The snippets used in this chapter are written in Python, but the principes they try to outline are applicable to any language!

Design

In mechanical engineering, engineers don't just start building. Usually, an elaborate design process precedes the manufacturing and test phases. Software engineering has the benefit of not requiring materials, but the same principles apply. Constructing a complete design from scratch is beyond the scope of this workshop, but asking the following questions, can already save some effort in the development phase:

  1. What does the user expect from the program?
  2. What is the sequence of actions from the program to meet these expectations?
  3. Which of these actions and associated data can be logically combined into classes?
  4. Can this sequence of actions be tested?
  5. What would be a logical way to set up the package? To not end up with one main module, and a massive helpers module, for example.

Readability

Right from the start, everything should be written in such a way to promote readability. From the highest level, e.g. modules, to function level, it should tell a story of what is happening. Variable names, and function parameters should further promote in telling this story. A tedious function can quickly become unreadable when this ideology is not followed:

What is going on?

def calc_t(c, disc):
    if not c or not (0 <= disc <= 1):
        raise ValueError
    return (1 - disc) * sum(i["Pr"] * i["Qu"] for i in c)

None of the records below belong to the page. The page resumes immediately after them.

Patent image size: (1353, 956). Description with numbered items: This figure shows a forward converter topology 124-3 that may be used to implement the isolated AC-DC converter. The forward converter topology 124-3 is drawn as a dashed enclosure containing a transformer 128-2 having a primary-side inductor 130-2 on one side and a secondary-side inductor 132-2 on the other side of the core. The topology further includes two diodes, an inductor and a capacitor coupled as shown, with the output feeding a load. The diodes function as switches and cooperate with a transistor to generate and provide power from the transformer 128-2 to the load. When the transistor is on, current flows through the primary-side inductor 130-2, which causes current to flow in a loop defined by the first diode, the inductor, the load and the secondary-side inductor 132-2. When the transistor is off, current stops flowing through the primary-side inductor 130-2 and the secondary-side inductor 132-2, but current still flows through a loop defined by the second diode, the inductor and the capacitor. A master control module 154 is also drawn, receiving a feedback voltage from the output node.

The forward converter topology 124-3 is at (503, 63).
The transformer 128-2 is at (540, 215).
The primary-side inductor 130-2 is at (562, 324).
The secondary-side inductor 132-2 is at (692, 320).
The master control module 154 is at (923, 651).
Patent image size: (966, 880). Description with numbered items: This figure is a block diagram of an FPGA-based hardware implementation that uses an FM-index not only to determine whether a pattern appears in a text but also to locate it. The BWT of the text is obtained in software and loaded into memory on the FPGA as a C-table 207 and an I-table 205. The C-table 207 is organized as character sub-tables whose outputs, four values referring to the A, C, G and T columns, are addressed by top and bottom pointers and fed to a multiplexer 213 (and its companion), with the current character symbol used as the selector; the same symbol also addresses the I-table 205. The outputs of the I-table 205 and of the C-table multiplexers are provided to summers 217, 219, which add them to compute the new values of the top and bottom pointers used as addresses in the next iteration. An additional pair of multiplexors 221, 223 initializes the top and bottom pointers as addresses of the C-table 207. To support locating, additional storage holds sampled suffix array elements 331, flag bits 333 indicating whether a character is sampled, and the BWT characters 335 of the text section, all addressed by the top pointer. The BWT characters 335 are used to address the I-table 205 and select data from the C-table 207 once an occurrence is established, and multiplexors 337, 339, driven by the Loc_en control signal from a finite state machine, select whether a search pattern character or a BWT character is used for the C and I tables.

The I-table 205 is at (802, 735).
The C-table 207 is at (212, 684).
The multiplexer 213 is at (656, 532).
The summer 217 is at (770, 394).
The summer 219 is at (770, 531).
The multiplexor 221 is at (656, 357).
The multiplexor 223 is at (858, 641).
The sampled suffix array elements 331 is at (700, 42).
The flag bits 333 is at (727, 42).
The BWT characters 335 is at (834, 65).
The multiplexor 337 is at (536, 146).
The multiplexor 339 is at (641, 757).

Before opening the code block below, realise how much time it took to decipher these lines of (independent) code. Now imagine a code base which is written entirely like this, with different function calls within each function, combined with specific syntax from other libraries, like Numpy or Pandas...

Oh ...
def calculate_total(cart: list[dict[str, int]], discount: float = 0) -> float:
    """
    Calculate the total price of the items in the shopping cart, and apply the discount rate.
    """

    if not cart:
        raise ValueError("Cart cannot be empty.")
    if not (0 <= discount <= 1):
        raise ValueError("Discount rate must be between 0 and 1.")

    subtotal = sum(item["price"] * item["quantity"] for item in cart)
    total = (1 - discount) * subtotal

    return total

The profound difference in readability can clearly be seen. Even when codes solve more complex problems, it can maintain its readability when sufficient effort is put in. A warning sign is when functions require more and more comments to make sense. This is usually a good moment to refactor the original function into smaller ones with a specific purpose, review the design, etc.

Note

Python has a wonderful built-in package to highlight the importance of readability:

import this

Not only is the printed message of use, have a look at the source code which generates the message!

Style

As mentioned in the code review section, immature teams tend to have discussions about code style. "Should we use spaces between mathematical operations?", "In what order do we import other libraries?" are examples of such discussions. Fortunately, as Python is a mature language, most of this has already been figured out. Guidelines exist known as the Python Enhancement Proposals (PEP).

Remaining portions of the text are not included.